Context: Why Re-rank at All?#
First-stage retrieval (BM25 or dense vectors) is built for speed: you need top-1000 candidates fast. Precision at the very top (position 1–5) is a secondary concern.
Re-ranking flips the priority: given a small candidate set (~50–200 docs), score them accurately using a more expensive model. The question is: how much precision do you gain, and at what latency cost?
This post documents what we measured at NAIC (National AI Center).
Models Under Test#
We evaluated three re-ranking approaches on top of our hybrid BM25+dense first stage:
| Model | Type | Size | Notes |
|---|---|---|---|
cross-encoder/ms-marco-MiniLM-L-6-v2 | Cross-Encoder | ~22M params | Fast, widely used |
cross-encoder/ms-marco-electra-base | Cross-Encoder | ~110M params | Higher quality |
| LRT (Lightweight Re-ranking Transformer) | Custom | ~14M params | Fine-tuned in-house |
The LRT is a distilled cross-encoder trained on our domain data using knowledge distillation
from the electra-base teacher.
Benchmark Setup#
- Corpus: 500k+ domain-specific documents
- Test queries: 2,000 annotated queries (held-out)
- First stage: BM25+dense hybrid, top-100 candidates per query
- Re-ranking input: top-50 from first stage
- Hardware: 4-core CPU (no GPU in production)
- Metric: MRR@10, NDCG@5, P95 latency per query
Results#
Quality (MRR@10)#
| System | MRR@10 | NDCG@5 | Δ vs. First Stage |
|---|---|---|---|
| First stage only (BM25+dense) | 0.81 | 0.77 | baseline |
| + MiniLM-L6 cross-encoder | 0.86 | 0.83 | +6.2% |
| + Electra-base cross-encoder | 0.89 | 0.86 | +9.9% |
| + LRT (in-house distilled) | 0.87 | 0.84 | +7.4% |
Latency (P95, ms per query, CPU, re-rank top-50)#
| System | P95 Latency | Notes |
|---|---|---|
| First stage only | 12 ms | ONNX quantized encoders |
| + MiniLM-L6 | 31 ms | Acceptable for async use cases |
| + Electra-base | 148 ms | Too slow for <100ms SLA |
| + LRT (ONNX INT8) | 44 ms | Best quality/latency trade-off |
The Trade-off Curve#
Quality (MRR@10)
0.89 │ ● Electra-base
0.87 │ ● LRT
0.86 │ ● MiniLM
0.81 │ ● First stage
└────────────────────────────── Latency (ms)
12 31 44 148For our 100ms end-to-end SLA, the LRT model was the only option that delivered meaningful quality improvement while staying within budget.
Key Findings#
- The first stage is more important than the re-ranker. Improving hybrid retrieval MRR from 0.74 → 0.81 (by switching to RRF) gave more gains than adding any re-ranker.

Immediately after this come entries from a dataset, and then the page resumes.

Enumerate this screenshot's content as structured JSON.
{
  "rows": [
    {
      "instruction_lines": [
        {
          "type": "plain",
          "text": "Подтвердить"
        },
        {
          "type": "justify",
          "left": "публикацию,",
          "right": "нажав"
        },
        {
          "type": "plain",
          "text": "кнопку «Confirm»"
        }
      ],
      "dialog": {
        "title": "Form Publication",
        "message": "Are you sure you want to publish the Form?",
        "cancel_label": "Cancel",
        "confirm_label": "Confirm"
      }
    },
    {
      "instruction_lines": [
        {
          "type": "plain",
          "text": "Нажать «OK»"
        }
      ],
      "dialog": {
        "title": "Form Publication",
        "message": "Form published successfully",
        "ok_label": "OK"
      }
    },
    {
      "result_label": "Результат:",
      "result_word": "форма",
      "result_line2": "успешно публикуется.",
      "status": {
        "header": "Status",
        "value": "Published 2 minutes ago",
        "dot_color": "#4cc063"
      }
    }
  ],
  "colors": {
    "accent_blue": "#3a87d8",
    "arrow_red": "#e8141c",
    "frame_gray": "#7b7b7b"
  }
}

- LRT > MiniLM at similar latency when fine-tuned on in-domain data. Domain adaptation matters more than parameter count.
- Electra-base is a research tool, not a production re-ranker on CPU. It belongs behind a GPU, or as a teacher for distillation.
- Quantize your re-ranker too. LRT INT8 (via ONNX) cut latency from ~70ms to 44ms with <0.5% MRR drop.
Deployment Decision#
We deployed the LRT re-ranker as a FastAPI microservice:
- Input:
(query, [candidate_passages]) - Output: re-scored list, sorted descending
- Batch size: 50 passages / request
- P95 latency: 44ms; P99: 61ms
- Horizontal scaling: stateless, behind a load balancer
What I’d Do Differently#
- Collect click logs earlier. Implicit feedback is a goldmine for re-ranker fine-tuning.
- Test ColBERT-style late interaction as an alternative to full cross-attention — better precision/latency balance than bi-encoders at the cost of a larger index.
- Cache re-ranker scores for repeated queries. A simple Redis cache cut our average latency by 20% in production.